Crossing the Drake passage in a container by Felix Leung
It’s almost the end of the voyage on RRS James Clark Ross at the Drake Passage expedition, it’s about time for me to summarise what I have done and experienced on this amazing journey. I am part of the Transient Tracer Team (TTT) from University of Exeter that is lead by Dr Marie-Jose Messias. In addiiton to Marie-Jose we are a group of four: Gary, Gen, Jack and me. We divided ourselves into two shifts and I am fortunate to have the daytime shift from midday to midnight.
Our role is to collect sea water samples from different depths using the CTD (a rosette of 24 cylinders that is opened at different depth to collect around 20 litre of sea water per cylinder) and measure how much transient tracers such as CFC, SF6 are in the sea. CFC and SF6 are produced by humans, used as refrigerant and insulators. They don’t exist in nature and that’s why it is used like a tracer to see how the ocean currents travel around the world.
To measure the concentration of tracers in sea water we use a purpose-built gas chromatography system called the Barbarella (named after the fictional superheroine). When I first saw the instrument, I was overwhelmed with all the tubes, gas cylinders and valves that connected the sample and gas chromatography system. There are only around 5 instruments in the world that do this kind of measurement and it needs constant calibrations to make sure the measurements are accurate. To accommodate the instrument, which is of considerable size, we have it in a container and set up a lab out on deck.
Inside the container it feels small, it has computers, air conditioning, internet, telephone and (fortunately) windows. On a calm day, we could see many petrels and albatross following the ship. We also watched many beautiful sunsets and sunrises. On a rough day, working in the container proved challenging. The Drake passage is named after British explorer Francis Drake who discovered the strait in 1578. It is infamous for being the roughest seas in the world. Since its latitude is just ocean and without any large landmass, the Antarctic Circumpolar Current (ACC) carries large volumes of water and keeps warm water away from Antarctica, the ACC also makes the sea very choppy especially at the Drake Passage which is the narrowest strait between Antarctica to South America, sailors call it the “Drake shake”.

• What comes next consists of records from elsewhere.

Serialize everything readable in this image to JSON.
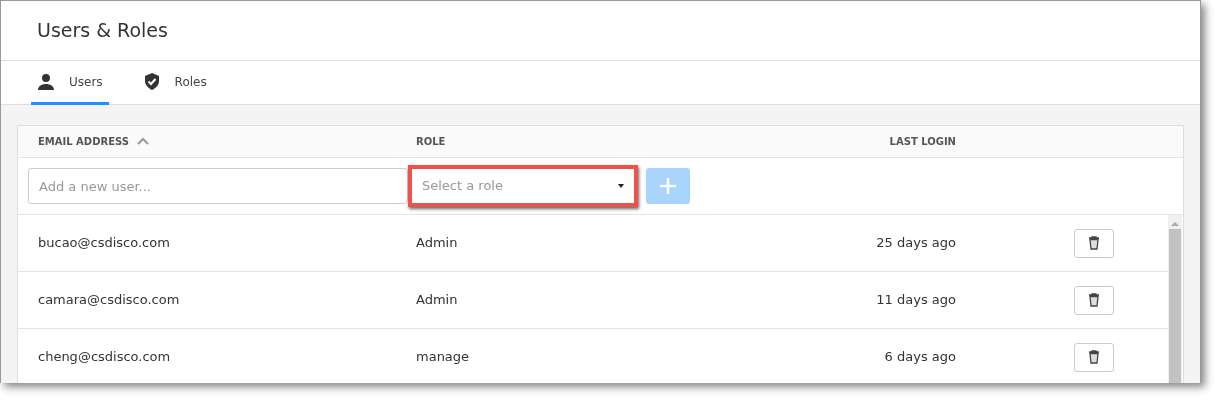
{
  "window": {
    "title": "Users & Roles"
  },
  "tabs": [
    {
      "label": "Users",
      "selected": true
    },
    {
      "label": "Roles",
      "selected": false
    }
  ],
  "table": {
    "columns": [
      {
        "label": "EMAIL ADDRESS",
        "sorted_ascending": true
      },
      {
        "label": "ROLE"
      },
      {
        "label": "LAST LOGIN"
      }
    ],
    "new_user": {
      "email_placeholder": "Add a new user...",
      "role_placeholder": "Select a role",
      "role_highlighted": true,
      "add_disabled": true
    },
    "rows": [
      {
        "email": "bucao@csdisco.com",
        "role": "Admin",
        "last_login": "25 days ago"
      },
      {
        "email": "camara@csdisco.com",
        "role": "Admin",
        "last_login": "11 days ago"
      },
      {
        "email": "cheng@csdisco.com",
        "role": "manage",
        "last_login": "6 days ago"
      }
    ]
  }
}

Working in the container probably gave us the best experience of the “Drake Shake”. At the beginning I was excited to experience the rough sea but then I started to feel a little sick. Fortunately, we have a doctor onboard, and Dr Amber gave many of us motion sickness patches, which worked like magic!
We were told that the sea would get rough. Within a few hours of setting sail the crew locked the doors to the upper deck to prevent water entering the ship. Just outside the container the sea water is often at ankle height and sloshes about. The equipment in the container are all strapped securely, but it was quite scary at night when winds reached Beaufort 9. It felt like being on a roller coaster for much of the time, this makes simple tasks such as walking up the stairs, opening doors and pouring a glass of water difficult. However, we are not afraid of the sea, the ship is armed with an ice-strengthened hull and is under the command of an experienced captain and crew. With our current technology such as GPS and weather forecast, crossing the Drake passage is much less treacherous than the early days of James Clark Ross’s expedition to Antarctica in 1843.
Working in the container had its perks too. We were the first to see humpback whales, probably a mother and calf. It was my first-time seeing whales in the wild, and it was truly an emotional experience meeting one of the Earth’s largest animals. Since banning of whaling their numbers are recovering.
Overall, I have really enjoyed my time on this cruise JR18002, highlights include spotting a huge icebergs, the whales and seeing Elephant Island in the mist. I have learnt a lot from the people I have been with, and it feels great that I am part of an important mission to understand climate change and its impact to the ocean.
Dr Felix Leung is a post doctoral researcher at University of Exeter and Hong Kong.